“As Paul spoke on and on, a young man named Eutychus, sitting on the windowsill, became very drowsy. Finally, he fell sound asleep and dropped three stories to his death below.”
—Acts 20:9
Ron Currie Jr’s novel didn’t put me to sleep or kill me. But this book was like if you took the lunacy, silliness, and fun out of a Vonnegut novel, added some watered-down Cormac McCarthy, and poured it into a glass marked ‘unremarkable’. His mishmash of short narratives of a world after God dies are simply scattered, incomplete, field notes of an aftermath, sewn together with society as a vague central character. This is not a happy world, but one plunged into loss, desperate for meaning. The following are my thoughts that arose after I finished each story.
God is Dead
If God was real, he probably should become human, suffer, apologize, and permanently die. Hypothetically speaking.
The Bridge
The past can be an anchor keeping us gasping for air, once freed, relics of the before times in ways become useless. Easily cast off, sometimes flinging themselves into oblivion. Allowing one to forge a new path.
Indian Summer
Apocalypse via a rumor that God existed and now is dead is a tough pill to swallow. Once taken, however, it’s not difficult to believe lost and damaged kids under the wing of insanity can give up as easy as one, two, THREE.
False Idols
Religion is a virus. Absurdity begets absurdity. The falseness of faith and the harm it bestows. Are we doomed to continue the pattern forevermore? In absence of a god will we create our own? Isn’t this enough? Just this world? Just this beautiful, complex, wonderfully unfathomable, natural world? How does it so fail to hold our attention that we have to diminish it with the invention of cheap, man-made myths, and made-up things to revel in. Cannot we fathom a life simply in the here and now?
Grace
Without those who would help without reward, society would crumble. Those who help and give credit to others crumble their own reward.

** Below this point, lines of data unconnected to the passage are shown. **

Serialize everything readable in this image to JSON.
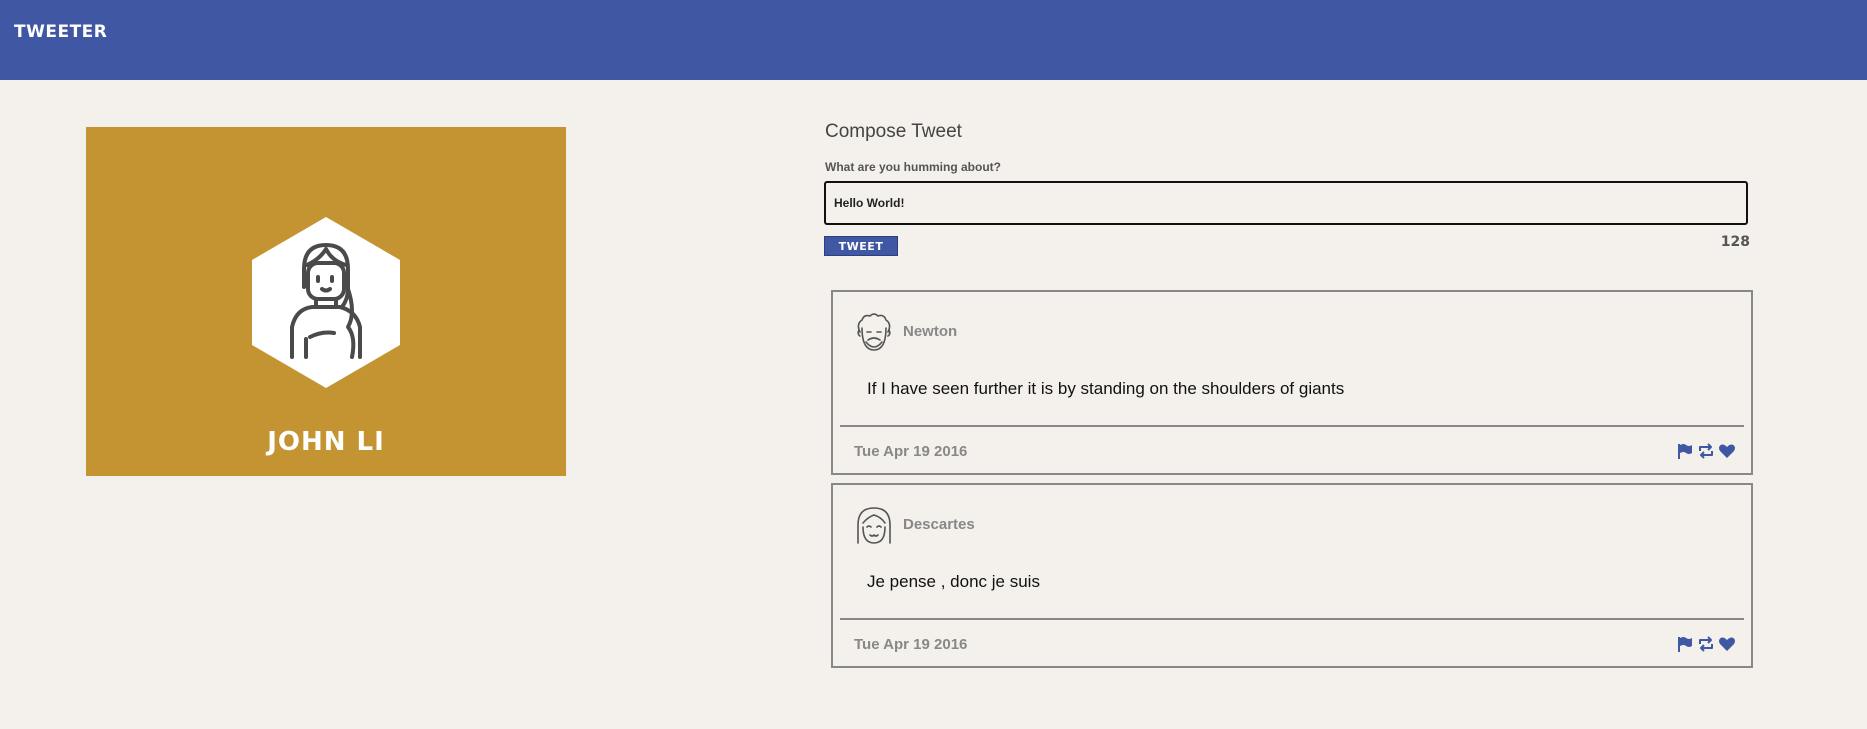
{
  "navbar": {
    "brand": "TWEETER"
  },
  "profile": {
    "name": "JOHN LI"
  },
  "compose": {
    "title": "Compose Tweet",
    "label": "What are you humming about?",
    "input_value": "Hello World!",
    "button_label": "TWEET",
    "char_count": "128"
  },
  "tweets": [
    {
      "author": "Newton",
      "content": "If I have seen further it is by standing on the shoulders of giants",
      "date": "Tue Apr 19 2016"
    },
    {
      "author": "Descartes",
      "content": "Je pense , donc je suis",
      "date": "Tue Apr 19 2016"
    }
  ],
  "colors": {
    "navbar": "#4057a3",
    "profile_card": "#c49433",
    "background": "#f4f1ec",
    "action_icons": "#4057a3"
  },
  "icons": [
    "flag-icon",
    "retweet-icon",
    "heart-icon"
  ]
}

Interview with the Last Remaining Member of the Feral Dog Pack Which Fed on God’s Corpse
In desperation for answers, to quench fear, and quiet despair we will huddle around any lie that soothes if we wish to believe. Perhaps to lie for comfort is a hallmark of humanity, similar to a dog’s purity of affection. It makes one wonder why the flesh of God made a human go insane and left a dog an enlightened being who eventually lies to comfort. In the end, however, an all-knowing being, as a dog or not, is no God. And “You are left as naked and alone as you were before. Will this destroy you, empty you out, make you a husk among husks?”

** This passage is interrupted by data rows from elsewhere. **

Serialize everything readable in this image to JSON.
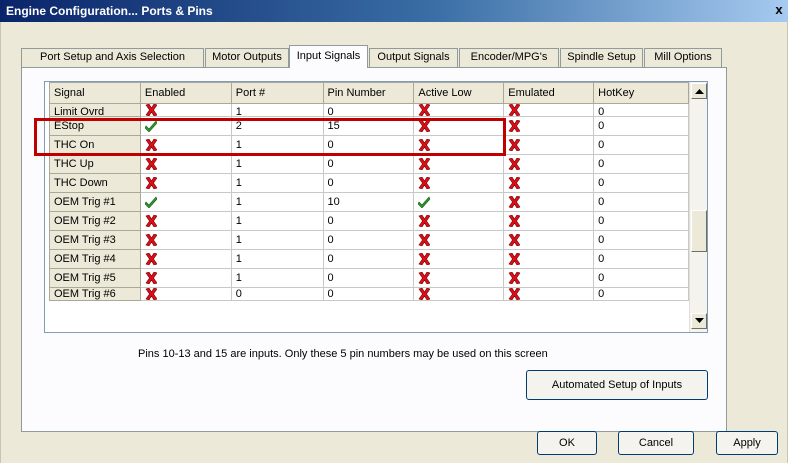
{
  "window": {
    "title": "Engine Configuration... Ports & Pins",
    "close_label": "x"
  },
  "tabs": [
    {
      "label": "Port Setup and Axis Selection",
      "active": false
    },
    {
      "label": "Motor Outputs",
      "active": false
    },
    {
      "label": "Input Signals",
      "active": true
    },
    {
      "label": "Output Signals",
      "active": false
    },
    {
      "label": "Encoder/MPG's",
      "active": false
    },
    {
      "label": "Spindle Setup",
      "active": false
    },
    {
      "label": "Mill Options",
      "active": false
    }
  ],
  "grid": {
    "columns": [
      "Signal",
      "Enabled",
      "Port #",
      "Pin Number",
      "Active Low",
      "Emulated",
      "HotKey"
    ],
    "rows": [
      {
        "signal": "Limit Ovrd",
        "enabled": "cross",
        "port": "1",
        "pin": "0",
        "active_low": "cross",
        "emulated": "cross",
        "hotkey": "0"
      },
      {
        "signal": "EStop",
        "enabled": "check",
        "port": "2",
        "pin": "15",
        "active_low": "cross",
        "emulated": "cross",
        "hotkey": "0"
      },
      {
        "signal": "THC On",
        "enabled": "cross",
        "port": "1",
        "pin": "0",
        "active_low": "cross",
        "emulated": "cross",
        "hotkey": "0"
      },
      {
        "signal": "THC Up",
        "enabled": "cross",
        "port": "1",
        "pin": "0",
        "active_low": "cross",
        "emulated": "cross",
        "hotkey": "0"
      },
      {
        "signal": "THC Down",
        "enabled": "cross",
        "port": "1",
        "pin": "0",
        "active_low": "cross",
        "emulated": "cross",
        "hotkey": "0"
      },
      {
        "signal": "OEM Trig #1",
        "enabled": "check",
        "port": "1",
        "pin": "10",
        "active_low": "check",
        "emulated": "cross",
        "hotkey": "0"
      },
      {
        "signal": "OEM Trig #2",
        "enabled": "cross",
        "port": "1",
        "pin": "0",
        "active_low": "cross",
        "emulated": "cross",
        "hotkey": "0"
      },
      {
        "signal": "OEM Trig #3",
        "enabled": "cross",
        "port": "1",
        "pin": "0",
        "active_low": "cross",
        "emulated": "cross",
        "hotkey": "0"
      },
      {
        "signal": "OEM Trig #4",
        "enabled": "cross",
        "port": "1",
        "pin": "0",
        "active_low": "cross",
        "emulated": "cross",
        "hotkey": "0"
      },
      {
        "signal": "OEM Trig #5",
        "enabled": "cross",
        "port": "1",
        "pin": "0",
        "active_low": "cross",
        "emulated": "cross",
        "hotkey": "0"
      },
      {
        "signal": "OEM Trig #6",
        "enabled": "cross",
        "port": "0",
        "pin": "0",
        "active_low": "cross",
        "emulated": "cross",
        "hotkey": "0"
      }
    ]
  },
  "icons": {
    "cross": "red-x-icon",
    "check": "green-check-icon"
  },
  "colors": {
    "cross": "#d8101a",
    "check": "#2e9a2e",
    "highlight": "#c00000"
  },
  "note": "Pins 10-13 and 15 are inputs. Only these 5 pin numbers may be used on this screen",
  "buttons": {
    "automated_setup": "Automated Setup of Inputs",
    "ok": "OK",
    "cancel": "Cancel",
    "apply": "Apply"
  }
}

The Helmet of Salvation and the Sword of the Spirit
Parents just don’t understand. For they lived different lives, with different cultural norms, different programming. There is no escaping this, save in sharing ourselves. Painting a picture of ‘what’ and ‘why’ to create the ‘who’. What is a parent, if not one to prepare us for life, to share their understanding, their programming? For if they do not, there are a plethora of others greedily willing to exploit their misstep.

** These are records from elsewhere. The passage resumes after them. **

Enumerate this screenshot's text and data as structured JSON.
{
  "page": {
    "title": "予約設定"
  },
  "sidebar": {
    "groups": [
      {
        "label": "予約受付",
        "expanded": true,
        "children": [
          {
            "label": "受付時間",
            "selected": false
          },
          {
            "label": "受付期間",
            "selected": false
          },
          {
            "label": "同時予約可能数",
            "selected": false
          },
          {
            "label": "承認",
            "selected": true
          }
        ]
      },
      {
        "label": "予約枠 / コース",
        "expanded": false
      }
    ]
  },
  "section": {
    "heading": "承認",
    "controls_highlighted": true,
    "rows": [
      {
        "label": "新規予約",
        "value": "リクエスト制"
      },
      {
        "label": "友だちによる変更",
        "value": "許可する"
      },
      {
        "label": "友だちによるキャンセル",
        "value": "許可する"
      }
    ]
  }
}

Life has always been a battle for belief. And unchecked, unbalanced beliefs can mutate into dangerous ideologies. They will quickly fill the minds of those who have not been prepared. When strong enough in numbers, with enough programming, the mind begins to narrow and close. Eventually, they hold the belief even above themselves and are willing to kill and even die for it.
My Brother the Murderer
Genetics divided, we are predisposed to our own path, programming is simply a torch held by others that we follow. “If something is repeated often enough, with enough conviction, it doesn’t seem to matter whether it is true. It becomes the truth.”
Retreat
Is it surprising that a side that believes in and fights for “no one paradigm is superior to others” loses a war to a different paradigm? That crazy finds solace in wartime and dream of returning to normal once home? That, in a town, where the only person who is not ‘cracked’, who has memories of history, who does not hold adulation of TV and consumerism, is the only survivor? Or the tragedy that one cannot simply take a pill and forget, that they will always hold on to unprocessed sadness and trauma?
“Losing people should be sudden. Having to drag it on and on is just unreasonable.” This is true of many things we lose. Currie’s entire book is about slowly losing the idea of God, faith, and belief. How it might destroy individuals, families, societies, and humanity. Losing ideologies will happen, and change is never without its victims.